Apoptosis is characterized by dramatic structural changes. It has been shown that IF proteins such as keratins undergo major structural reorganization during apoptosis, and these changes are very likely involved in the profound morphological alterations observed during apoptosis (7). Thus, cleavage of plectin, a key factor integrating all of these structural elements (71), prior to degradation of other cytoskeletal proteins may allow this process to be initiated. Moreover, it has recently been reported that plectin does not function just as a scaffolding protein but also as an active regulator of actin cytoskeleton dynamics (1). We now provide evidence that also structural changes during apoptosis, e.g., reorganization of the actin cytoskeleton, depend on the presence of functional plectin. Apoptosis-dependent cleavage of plectin by far precedes degradation of gelsolin, cleavage of which has recently been reported to occur early during CD95-mediated apoptosis and to be important for the actin cytoskeletal collapse (16). It is tempting to hypothesize that cleavage of plectin is important for the dramatic changes in the actin cytoskeleton during CD95-mediated apoptosis.
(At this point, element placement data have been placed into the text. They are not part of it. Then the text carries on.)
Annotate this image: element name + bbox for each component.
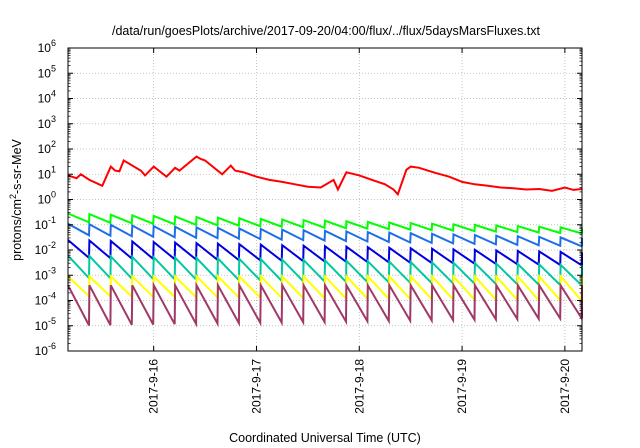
y-axis-label: protons/cm2-s-sr-MeV	[8, 138, 24, 260]
y-tick-label: 103	[38, 114, 56, 131]
series-line-4	[67, 238, 583, 267]
y-axis-ticks: 10-6 10-5 10-4 10-3 10-2 10-1 100 101 102 103 104 1…	[35, 38, 582, 358]
series-line-7	[67, 281, 583, 328]
y-tick-label: 10-6	[35, 341, 56, 358]
chart-title: /data/run/goesPlots/archive/2017-09-20/0…	[112, 24, 541, 38]
y-tick-label: 10-3	[35, 265, 56, 282]
series-lines	[67, 155, 583, 328]
y-tick-label: 106	[38, 38, 56, 55]
y-tick-label: 102	[38, 139, 56, 156]
y-tick-label: 10-2	[35, 240, 56, 257]
y-tick-label: 104	[38, 89, 56, 106]
x-tick-label: 2017-9-16	[147, 359, 161, 414]
x-axis-ticks: 2017-9-16 2017-9-17 2017-9-18 2017-9-19 2017…	[147, 48, 572, 414]
series-line-2	[67, 212, 583, 235]
series-line-5	[67, 253, 583, 288]
series-line-1	[67, 155, 583, 197]
y-tick-label: 105	[38, 63, 56, 80]
x-tick-label: 2017-9-17	[249, 359, 263, 414]
y-tick-label: 10-4	[35, 291, 56, 308]
y-tick-label: 10-5	[35, 316, 56, 333]
series-line-6	[67, 273, 583, 304]
y-tick-label: 101	[38, 164, 56, 181]
x-axis-label: Coordinated Universal Time (UTC)	[229, 431, 421, 445]
x-tick-label: 2017-9-19	[455, 359, 469, 414]
x-tick-label: 2017-9-18	[352, 359, 366, 414]
series-line-3	[67, 222, 583, 248]
x-tick-label: 2017-9-20	[558, 359, 572, 414]
y-tick-label: 10-1	[35, 215, 56, 232]
y-tick-label: 100	[38, 190, 56, 207]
Our data show that the apoptosis pathway leading to DNA degradation is distinct from the pathway leading to depolymerization of actin since DNA fragmentation occurred normally in plectin-deficient cells. Overexpression of the N-terminal actin binding domain (ABD) of plectin alone in plectin-deficient fibroblasts significantly reduced the number of actin stress fibers. In fact, the intracellular distribution of depolymerized actin in the ABD-transfected cells (1) looked very similar to the actin staining pattern seen in apoptosing wild-type fibroblasts (Fig. 9C), suggesting that plectin fragments such as the ones generated by caspase 8 cleavage might play an active role in this process (1). However, overexpression of full-length plectin had similar effects (data not shown), precluding an interpretation of our data in this way. We hypothesize that the early cleavage of plectin by caspase 8 in the center of the molecule may be the first trigger to disintegrate the stable extended scaffold of the cells, subsequently initiating the dynamic structural reorganization typical for apoptosis.
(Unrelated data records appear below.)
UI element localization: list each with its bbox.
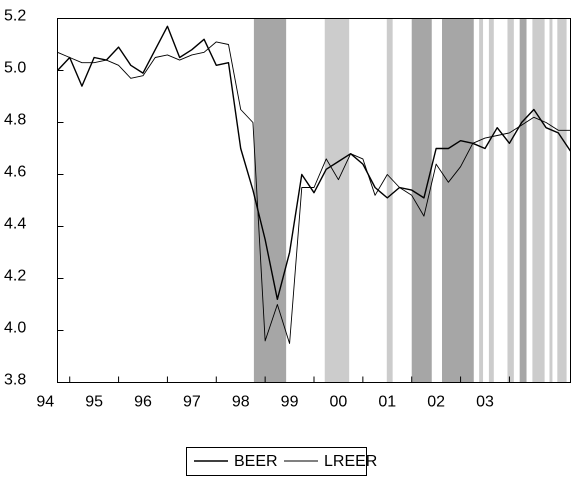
shaded-band (549, 18, 553, 383)
y-tick-label: 5.0 (4, 60, 26, 77)
legend: BEER LREER (186, 447, 377, 476)
x-tick-label: 00 (330, 394, 348, 411)
shaded-band (324, 18, 350, 383)
y-tick-label: 4.0 (4, 320, 26, 337)
x-tick-label: 95 (85, 394, 103, 411)
shaded-band (507, 18, 514, 383)
x-tick-label: 98 (232, 394, 250, 411)
x-tick-label: 01 (378, 394, 396, 411)
y-tick-label: 5.2 (4, 8, 26, 25)
legend-label: LREER (324, 453, 377, 470)
y-tick-label: 4.8 (4, 112, 26, 129)
shaded-band (411, 18, 432, 383)
shaded-band (253, 18, 287, 383)
axes: 3.8 4.0 4.2 4.4 4.6 4.8 5.0 5.2 94 95 96 97 98 99 00 01… (4, 8, 510, 411)
series-line (56, 25, 571, 300)
y-tick-label: 4.4 (4, 216, 26, 233)
series-line (57, 41, 571, 344)
x-tick-label: 99 (281, 394, 299, 411)
shaded-band (488, 18, 494, 383)
x-tick-label: 96 (134, 394, 152, 411)
shaded-band (532, 18, 545, 383)
x-tick-label: 97 (183, 394, 201, 411)
shaded-band (479, 18, 484, 383)
x-tick-label: 03 (476, 394, 494, 411)
x-tick-label: 94 (36, 394, 54, 411)
shaded-regions (253, 18, 567, 383)
series-lines (56, 25, 571, 344)
x-tick-label: 02 (427, 394, 445, 411)
shaded-band (386, 18, 393, 383)
y-tick-label: 4.2 (4, 268, 26, 285)
y-tick-label: 3.8 (4, 372, 26, 389)
legend-label: BEER (234, 453, 278, 470)
shaded-band (442, 18, 474, 383)
shaded-band (519, 18, 527, 383)
y-tick-label: 4.6 (4, 164, 26, 181)
shaded-band (557, 18, 567, 383)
Recently, is was shown that caspase 8 not only functions in apoptosis but also is activated during and required for T-cell activation (27), demonstrating the versatility of this enzyme. Since cytoskeletal rearrangements are also found in other processes such as cell migration or mitosis, it is conceivable that caspase 8 cleavage may be required not only for apoptosis but also to regulate other cellular processes. In fact, a recent study demonstrated that caspase activity is required for spreading of NIH 3T3 cells on collagen-coated plates (69) that showed no signs of apoptosis. The authors of this report did not identify the caspase responsible but could exclude caspase 3. Our initial identification of plectin as a major early caspase 8 substrate may provide the basis for explaining the observed effects since plectin is a major component of hemidesmosomes, submembrane structures that have been shown to transduce signals required for cell spreading (69). Future studies will be aimed at determining the in vivo role of the cleavage of plectin in apoptosis and apoptosis-independent cellular processes.